论文标题
贝叶斯互补的内核学习多维时空数据
Bayesian Complementary Kernelized Learning for Multidimensional Spatiotemporal Data
论文作者
论文摘要
多维时空数据的概率建模对于许多现实世界应用至关重要。由于实际时空数据经常表现出非平稳性且不可分离的复杂依赖性,因此开发了有效且计算上有效的统计模型,以适应非平稳/不可分割的过程,这些过程既包含远距离变化又有较短的任务,尤其是具有各种腐败/缺失结构的大型数据集。在本文中,我们提出了一个新的统计框架 - 贝叶斯互补内核学习(BCKL) - 以实现多维时空数据的可扩展概率建模。为了有效地表征复杂的依赖性,BCKL整合了两种互补方法 - 内核低量张量分解和短距离时空高斯过程。具体而言,我们使用多线性低级分量分量组件来捕获数据中的全局/远程相关性,并基于紧凑的核心函数引入加法短尺度GP,以表征其余的局部变异性。我们为模型推断开发了有效的马尔可夫链蒙特卡洛(MCMC)算法,并在合成和现实世界时空数据集上评估了所提出的BCKL框架。我们的实验结果表明,BCKL在提供准确的后均值和高质量不确定性估计方面提供了卓越的性能,从而证实了全球和局部组件在建模时空数据中的重要性。

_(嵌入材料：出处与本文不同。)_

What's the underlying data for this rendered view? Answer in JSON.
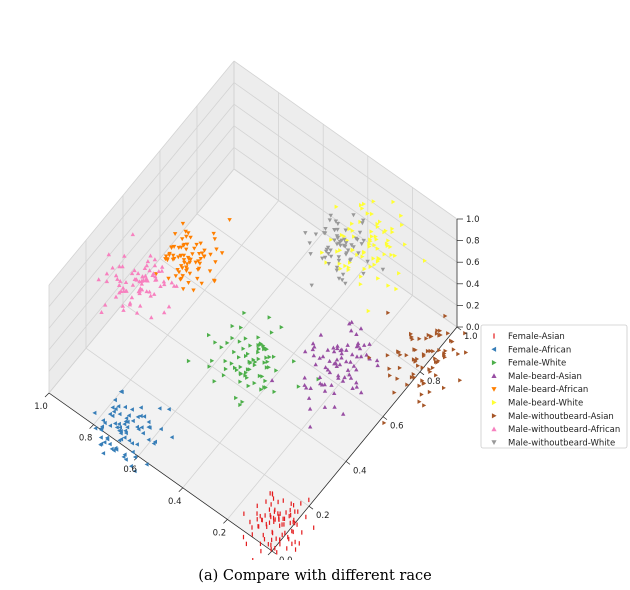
{
  "caption": "(a) Compare with different race",
  "chart_data": {
    "type": "scatter",
    "projection": "3d",
    "xlim": [
      0,
      1
    ],
    "ylim": [
      0,
      1
    ],
    "zlim": [
      0,
      1
    ],
    "x_ticks": [
      "0.0",
      "0.2",
      "0.4",
      "0.6",
      "0.8",
      "1.0"
    ],
    "y_ticks": [
      "0.0",
      "0.2",
      "0.4",
      "0.6",
      "0.8",
      "1.0"
    ],
    "z_ticks": [
      "0.0",
      "0.2",
      "0.4",
      "0.6",
      "0.8",
      "1.0"
    ],
    "legend_position": "right",
    "series": [
      {
        "name": "Female-Asian",
        "color": "#e41a1c",
        "marker": "tick",
        "center": [
          0.05,
          0.08
        ],
        "spread": 0.1,
        "count": 90
      },
      {
        "name": "Female-African",
        "color": "#377eb8",
        "marker": "triangle-left",
        "center": [
          0.7,
          0.05
        ],
        "spread": 0.12,
        "count": 80
      },
      {
        "name": "Female-White",
        "color": "#4daf4a",
        "marker": "triangle-right",
        "center": [
          0.5,
          0.5
        ],
        "spread": 0.12,
        "count": 80
      },
      {
        "name": "Male-beard-Asian",
        "color": "#984ea3",
        "marker": "triangle-up",
        "center": [
          0.25,
          0.65
        ],
        "spread": 0.12,
        "count": 80
      },
      {
        "name": "Male-beard-African",
        "color": "#ff7f00",
        "marker": "triangle-down",
        "center": [
          0.92,
          0.65
        ],
        "spread": 0.11,
        "count": 80
      },
      {
        "name": "Male-beard-White",
        "color": "#ffff33",
        "marker": "triangle-right",
        "center": [
          0.45,
          1.05
        ],
        "spread": 0.13,
        "count": 75
      },
      {
        "name": "Male-withoutbeard-Asian",
        "color": "#a65628",
        "marker": "triangle-right",
        "center": [
          0.02,
          0.85
        ],
        "spread": 0.12,
        "count": 75
      },
      {
        "name": "Male-withoutbeard-African",
        "color": "#f781bf",
        "marker": "triangle-up",
        "center": [
          1.0,
          0.48
        ],
        "spread": 0.12,
        "count": 80
      },
      {
        "name": "Male-withoutbeard-White",
        "color": "#999999",
        "marker": "triangle-down",
        "center": [
          0.52,
          1.0
        ],
        "spread": 0.11,
        "count": 65
      }
    ]
  }
}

Probabilistic modeling of multidimensional spatiotemporal data is critical to many real-world applications. As real-world spatiotemporal data often exhibits complex dependencies that are nonstationary and nonseparable, developing effective and computationally efficient statistical models to accommodate nonstationary/nonseparable processes containing both long-range and short-scale variations becomes a challenging task, in particular for large-scale datasets with various corruption/missing structures. In this paper, we propose a new statistical framework -- Bayesian Complementary Kernelized Learning (BCKL) -- to achieve scalable probabilistic modeling for multidimensional spatiotemporal data. To effectively characterize complex dependencies, BCKL integrates two complementary approaches -- kernelized low-rank tensor factorization and short-range spatiotemporal Gaussian Processes. Specifically, we use a multi-linear low-rank factorization component to capture the global/long-range correlations in the data and introduce an additive short-scale GP based on compactly supported kernel functions to characterize the remaining local variabilities. We develop an efficient Markov chain Monte Carlo (MCMC) algorithm for model inference and evaluate the proposed BCKL framework on both synthetic and real-world spatiotemporal datasets. Our experiment results show that BCKL offers superior performance in providing accurate posterior mean and high-quality uncertainty estimates, confirming the importance of both global and local components in modeling spatiotemporal data.